We've seen the price drop a little, but not by anything significant - the most we've seen it discounted is around the £290/$290 mark and that means you probably shouldn't expect any huge discounts anytime soon.
Design and display
- Aluminium build and lighter than most smartwatches
- Either plastic or leather bands that are easy to swap out
The Fitbit Ionic is a comfortable fit on your wrist, and compared to a lot of modern smartwatches is particularly light – so much so that you'll instantly notice how lightweight this feels on your wrist, which makes it a more pleasant to wear while working out than, say, the LG Watch Sport.
It’s a comfortable fit for everyday use too, being comfortable to wear at a keyboard, which should encourage you to wear it all day to ensure the most accurate readings possible.
It’s waterproof, so you can take this in the shower or even go swimming with it – more on that in the fitness section.
The body of the watch is made of aluminum and features very small antenna bands on the sides, but it’s attractive and is easily the best-looking Fitbit product so far. That said, we found the design to be rather divisive, with friends and family either loving the look or hating it.
You may well love the look of the Fitbit Ionic, but if you’re bothered about what others think just bear in mind that it’s not likely to have the universal appeal of, say, the Apple Watch.

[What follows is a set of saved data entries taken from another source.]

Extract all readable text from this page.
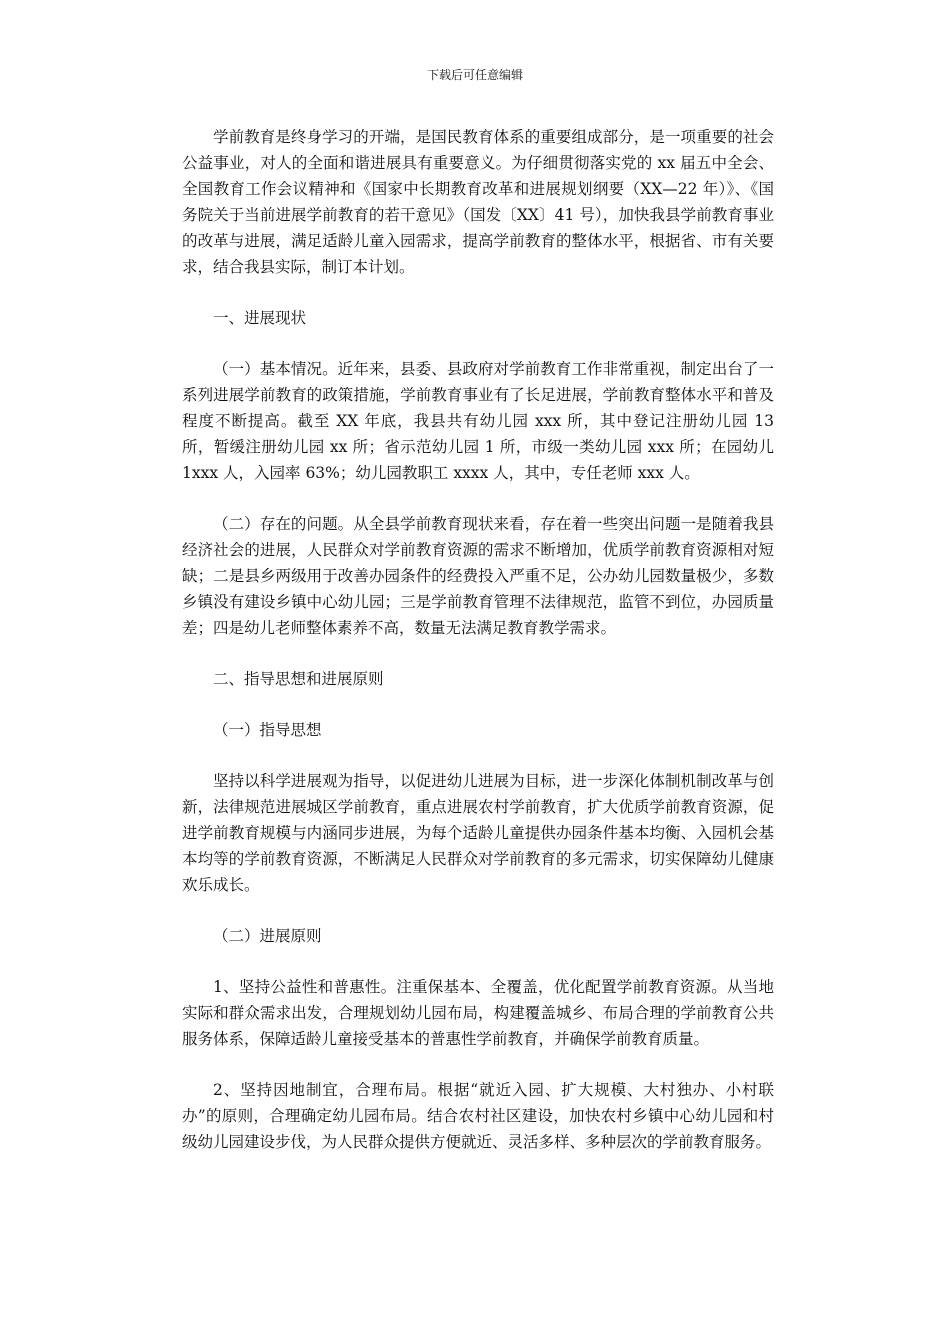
下载后可任意编辑

学前教育是终身学习的开端，是国民教育体系的重要组成部分，是一项重要的社会公益事业，对人的全面和谐进展具有重要意义。为仔细贯彻落实党的 xx 届五中全会、全国教育工作会议精神和《国家中长期教育改革和进展规划纲要（XX—22 年）》、《国务院关于当前进展学前教育的若干意见》（国发〔XX〕41 号），加快我县学前教育事业的改革与进展，满足适龄儿童入园需求，提高学前教育的整体水平，根据省、市有关要求，结合我县实际，制订本计划。

一、进展现状

（一）基本情况。近年来，县委、县政府对学前教育工作非常重视，制定出台了一系列进展学前教育的政策措施，学前教育事业有了长足进展，学前教育整体水平和普及程度不断提高。截至 XX 年底，我县共有幼儿园 xxx 所，其中登记注册幼儿园 13 所，暂缓注册幼儿园 xx 所；省示范幼儿园 1 所，市级一类幼儿园 xxx 所；在园幼儿 1xxx 人，入园率 63%；幼儿园教职工 xxxx 人，其中，专任老师 xxx 人。

（二）存在的问题。从全县学前教育现状来看，存在着一些突出问题一是随着我县经济社会的进展，人民群众对学前教育资源的需求不断增加，优质学前教育资源相对短缺；二是县乡两级用于改善办园条件的经费投入严重不足，公办幼儿园数量极少，多数乡镇没有建设乡镇中心幼儿园；三是学前教育管理不法律规范，监管不到位，办园质量差；四是幼儿老师整体素养不高，数量无法满足教育教学需求。

二、指导思想和进展原则

（一）指导思想

坚持以科学进展观为指导，以促进幼儿进展为目标，进一步深化体制机制改革与创新，法律规范进展城区学前教育，重点进展农村学前教育，扩大优质学前教育资源，促进学前教育规模与内涵同步进展，为每个适龄儿童提供办园条件基本均衡、入园机会基本均等的学前教育资源，不断满足人民群众对学前教育的多元需求，切实保障幼儿健康欢乐成长。

（二）进展原则

1、坚持公益性和普惠性。注重保基本、全覆盖，优化配置学前教育资源。从当地实际和群众需求出发，合理规划幼儿园布局，构建覆盖城乡、布局合理的学前教育公共服务体系，保障适龄儿童接受基本的普惠性学前教育，并确保学前教育质量。

2、坚持因地制宜，合理布局。根据“就近入园、扩大规模、大村独办、小村联办”的原则，合理确定幼儿园布局。结合农村社区建设，加快农村乡镇中心幼儿园和村级幼儿园建设步伐，为人民群众提供方便就近、灵活多样、多种层次的学前教育服务。
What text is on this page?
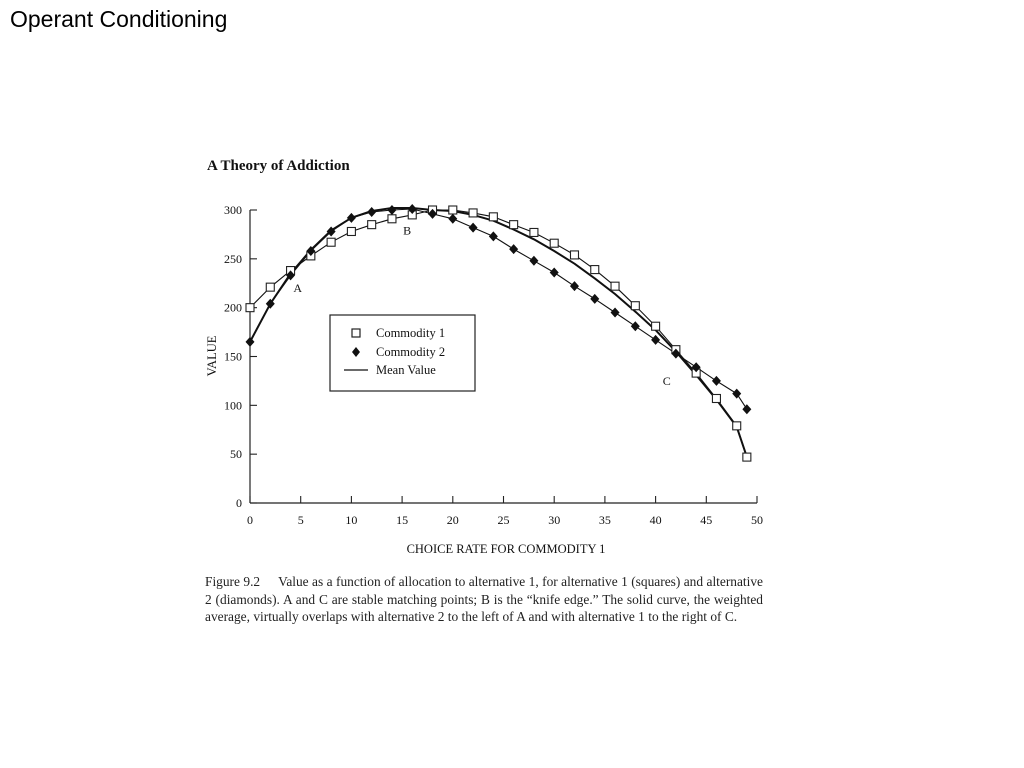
Operant Conditioning
A Theory of Addiction
0
50
100
150
200
250
300
0	5	10	15	20	25	30	35	40	45	50
A
B
C
Commodity 1
Commodity 2
Mean Value
CHOICE RATE FOR COMMODITY 1
VALUE
Figure 9.2 Value as a function of allocation to alternative 1, for alternative 1 (squares) and alternative 2 (diamonds). A and C are stable matching points; B is the “knife edge.” The solid curve, the weighted average, virtually overlaps with alternative 2 to the left of A and with alternative 1 to the right of C.
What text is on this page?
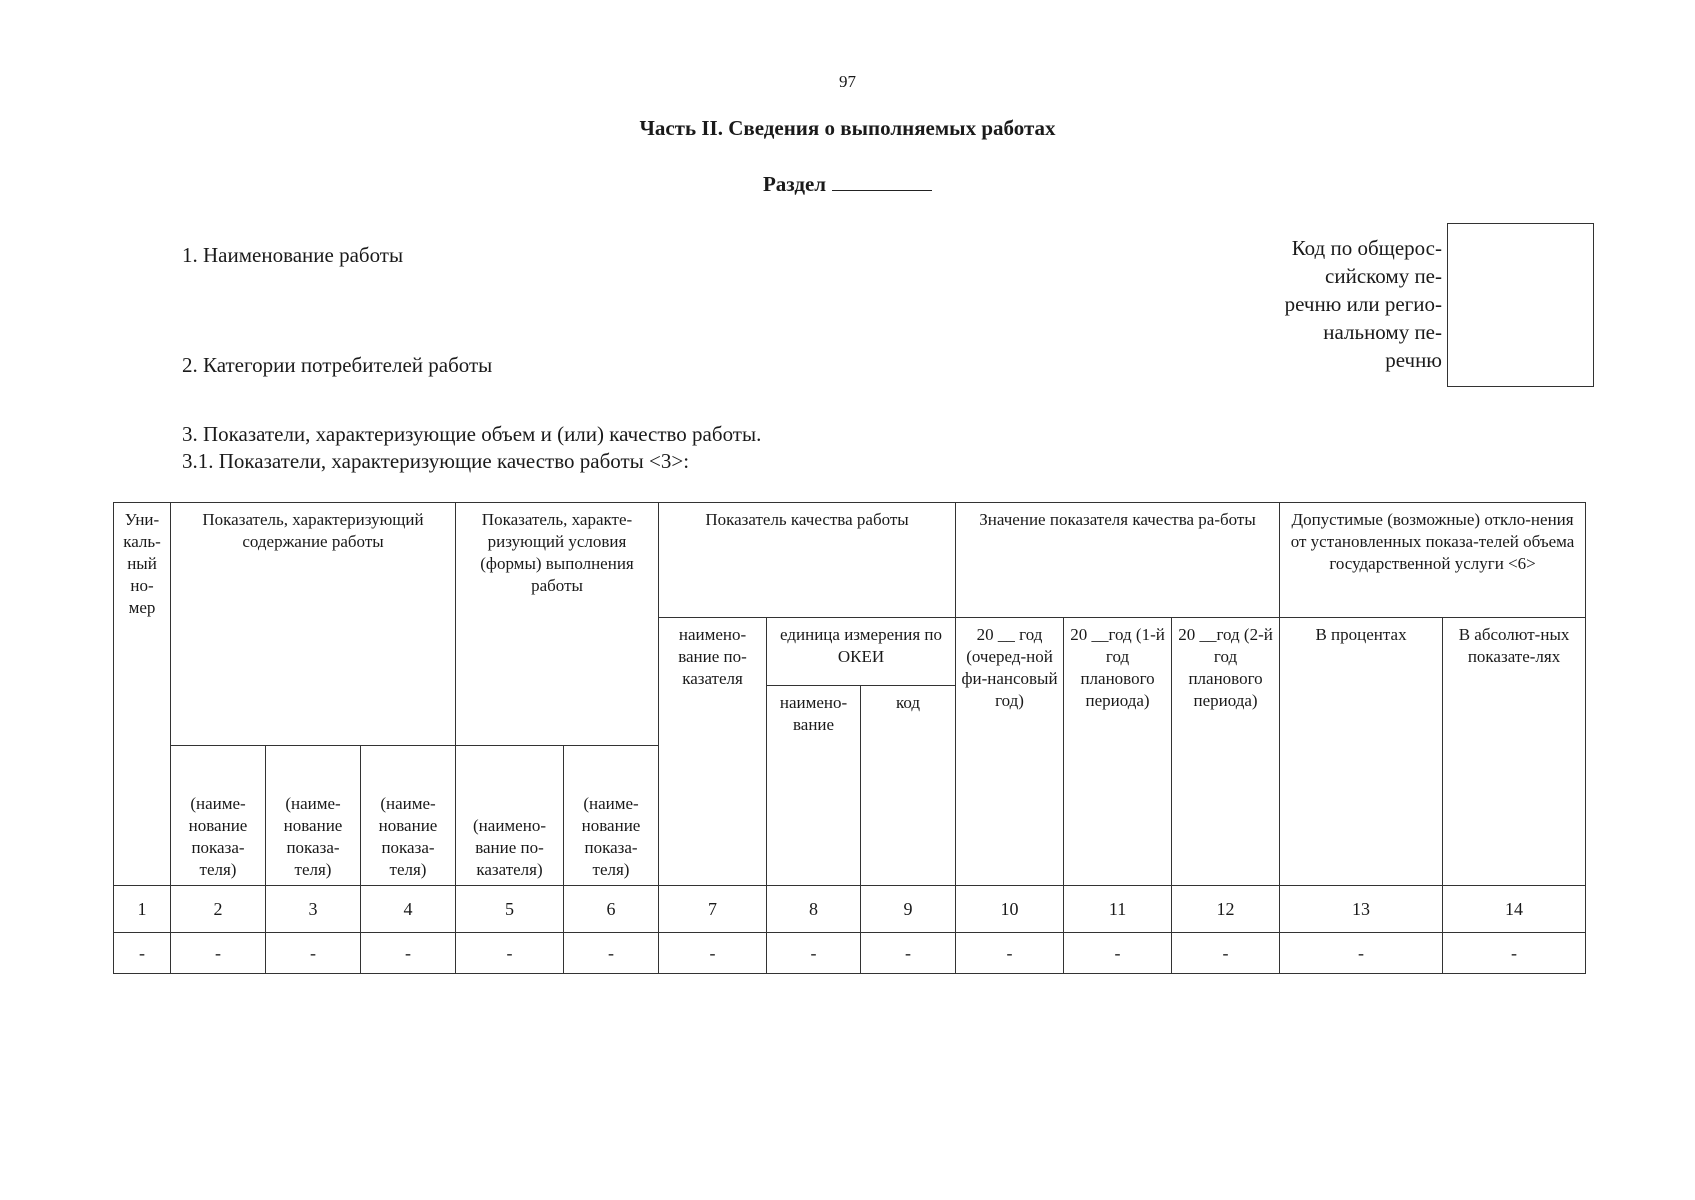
97
Часть II. Сведения о выполняемых работах
Раздел
1. Наименование работы
2. Категории потребителей работы
Код по общерос-
сийскому пе-
речню или регио-
нальному пе-
речню
3. Показатели, характеризующие объем и (или) качество работы.
3.1. Показатели, характеризующие качество работы <3>:
Уни-
каль-
ный
но-
мер	Показатель, характеризующий содержание работы			Показатель, характе-ризующий условия (формы) выполнения работы		Показатель качества работы			Значение показателя качества ра-боты			Допустимые (возможные) откло-нения от установленных показа-телей объема государственной услуги <6>	
						наимено-вание по-казателя	единица измерения по ОКЕИ		20 __ год (очеред-ной фи-нансовый год)	20 __год (1-й год планового периода)	20 __год (2-й год планового периода)	В процентах	В абсолют-ных показате-лях
							наимено-вание	код					
	(наиме-нование показа-теля)	(наиме-нование показа-теля)	(наиме-нование показа-теля)	(наимено-вание по-казателя)	(наиме-нование показа-теля)								
1	2	3	4	5	6	7	8	9	10	11	12	13	14
-	-	-	-	-	-	-	-	-	-	-	-	-	-
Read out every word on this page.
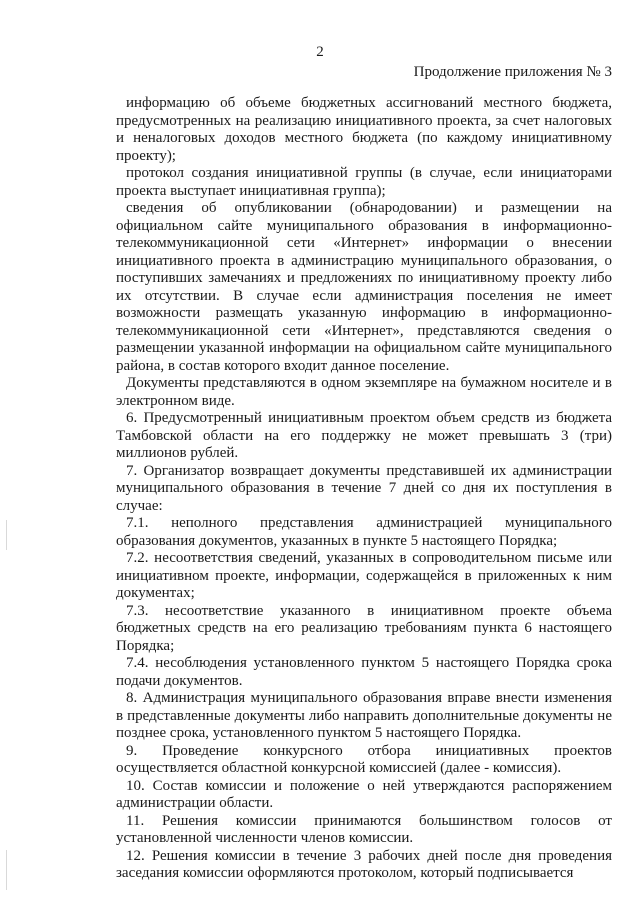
2
Продолжение приложения № 3

информацию об объеме бюджетных ассигнований местного бюджета, предусмотренных на реализацию инициативного проекта, за счет налоговых и неналоговых доходов местного бюджета (по каждому инициативному проекту);

протокол создания инициативной группы (в случае, если инициаторами проекта выступает инициативная группа);

сведения об опубликовании (обнародовании) и размещении на официальном сайте муниципального образования в информационно-телекоммуникационной сети «Интернет» информации о внесении инициативного проекта в администрацию муниципального образования, о поступивших замечаниях и предложениях по инициативному проекту либо их отсутствии. В случае если администрация поселения не имеет возможности размещать указанную информацию в информационно-телекоммуникационной сети «Интернет», представляются сведения о размещении указанной информации на официальном сайте муниципального района, в состав которого входит данное поселение.

Документы представляются в одном экземпляре на бумажном носителе и в электронном виде.

6. Предусмотренный инициативным проектом объем средств из бюджета Тамбовской области на его поддержку не может превышать 3 (три) миллионов рублей.

7. Организатор возвращает документы представившей их администрации муниципального образования в течение 7 дней со дня их поступления в случае:

7.1. неполного представления администрацией муниципального образования документов, указанных в пункте 5 настоящего Порядка;

7.2. несоответствия сведений, указанных в сопроводительном письме или инициативном проекте, информации, содержащейся в приложенных к ним документах;

7.3. несоответствие указанного в инициативном проекте объема бюджетных средств на его реализацию требованиям пункта 6 настоящего Порядка;

7.4. несоблюдения установленного пунктом 5 настоящего Порядка срока подачи документов.

8. Администрация муниципального образования вправе внести изменения в представленные документы либо направить дополнительные документы не позднее срока, установленного пунктом 5 настоящего Порядка.

9. Проведение конкурсного отбора инициативных проектов осуществляется областной конкурсной комиссией (далее - комиссия).

10. Состав комиссии и положение о ней утверждаются распоряжением администрации области.

11. Решения комиссии принимаются большинством голосов от установленной численности членов комиссии.

12. Решения комиссии в течение 3 рабочих дней после дня проведения заседания комиссии оформляются протоколом, который подписывается
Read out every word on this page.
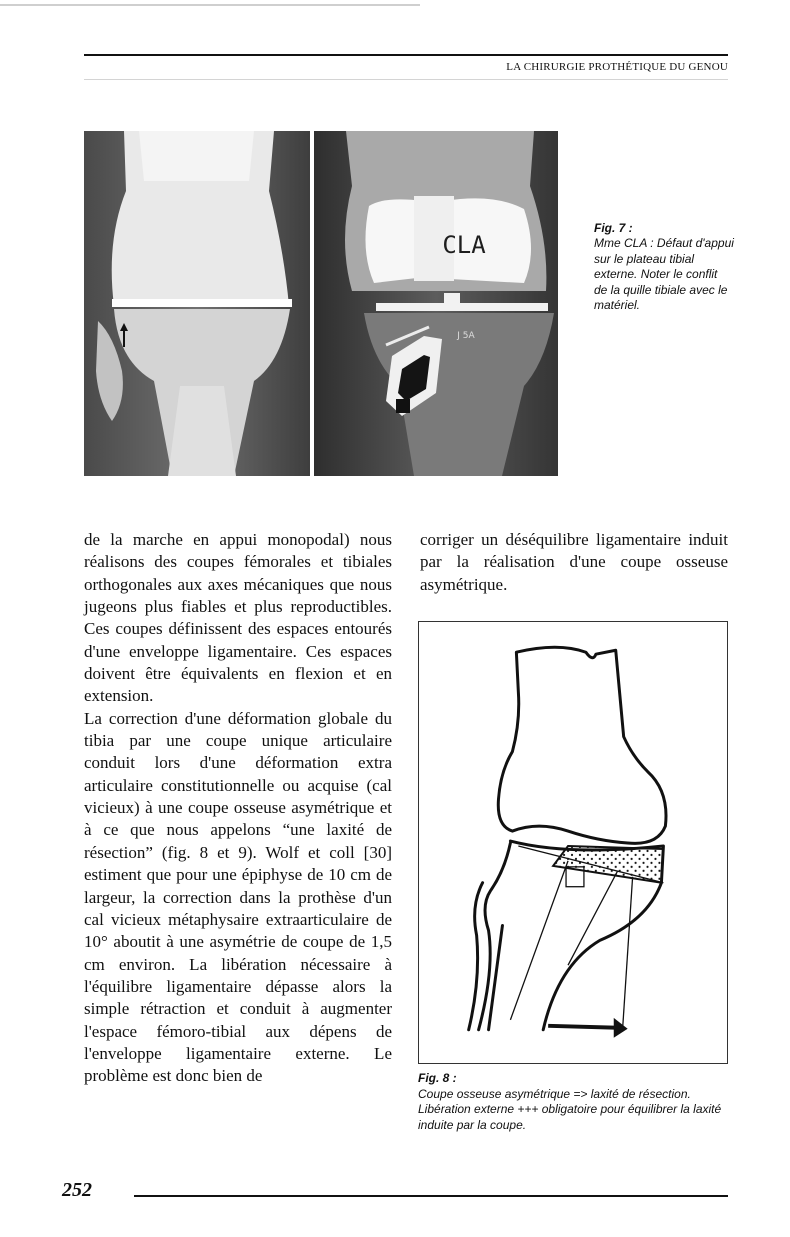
LA CHIRURGIE PROTHÉTIQUE DU GENOU
CLA
J 5A
Fig. 7 :
Mme CLA : Défaut d'appui sur le plateau tibial externe. Noter le conflit de la quille tibiale avec le matériel.

de la marche en appui monopodal) nous réalisons des coupes fémorales et tibiales orthogonales aux axes mécaniques que nous jugeons plus fiables et plus reproductibles. Ces coupes définissent des espaces entourés d'une enveloppe ligamentaire. Ces espaces doivent être équivalents en flexion et en extension.

La correction d'une déformation globale du tibia par une coupe unique articulaire conduit lors d'une déformation extra articulaire constitutionnelle ou acquise (cal vicieux) à une coupe osseuse asymétrique et à ce que nous appelons “une laxité de résection” (fig. 8 et 9). Wolf et coll [30] estiment que pour une épiphyse de 10 cm de largeur, la correction dans la prothèse d'un cal vicieux métaphysaire extraarticulaire de 10° aboutit à une asymétrie de coupe de 1,5 cm environ. La libération nécessaire à l'équilibre ligamentaire dépasse alors la simple rétraction et conduit à augmenter l'espace fémoro-tibial aux dépens de l'enveloppe ligamentaire externe. Le problème est donc bien de

corriger un déséquilibre ligamentaire induit par la réalisation d'une coupe osseuse asymétrique.

Fig. 8 :
Coupe osseuse asymétrique => laxité de résection. Libération externe +++ obligatoire pour équilibrer la laxité induite par la coupe.
252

There’s one hardware button on the left-hand side with another two on the right that sit in similar positions to those on the Fitbit Blaze and enable you to move around the watch’s UI.
Each is slightly raised too – Fitbit presumably thinks this will help you find them more easily when you’re fumbling around for the buttons while sweating and gasping for breath when pushing yourself.
We found the buttons worked for making the UI simple, plus it’s a touchscreen, so you can cycle through the apps by swiping.
There are leather and plastic strap options available with secure fasteners on each so the Ionic won't fall off when you're out for a jog.
We used both, and the plastic option is comfortable for when you’re sweating in the gym, while the leather strap is a much more attractive look – so you might want to get both if you want to wear this watch both for working out and dining out.
The display on the Ionic is a full-color screen that’s rectangular, unlike the more square Apple Watch or most Android Wear watches, but it is reminiscent of the Blaze’s screen. This one is quite a bit bigger though, and that’s down to the bezels being thinner.
That said, the bezels are relatively thick on the Fitbit Ionic. It’s one of our major criticisms of the design, and we think there’s a lot of wasted space below and above the screen. Fitbit could have included a much larger and more useful display instead.
Also, the Fitbit logo is annoyingly placed just below the screen, taking up quite a bit of room on the wearable.
The resolution of the LCD screen is 384 x 250, and we particularly like how bright it is – it reaches 1000 nits, which is the same as the Apple Watch 2 and means you can view it even in bright sunlight when out on a run.
We found the touchscreen to be a little slow to respond sometimes, and we often had to move our wrist fairly violently for the raise-to-wake feature to work. That’s particularly annoying when you’re working out and you need a clear look at your stats fast.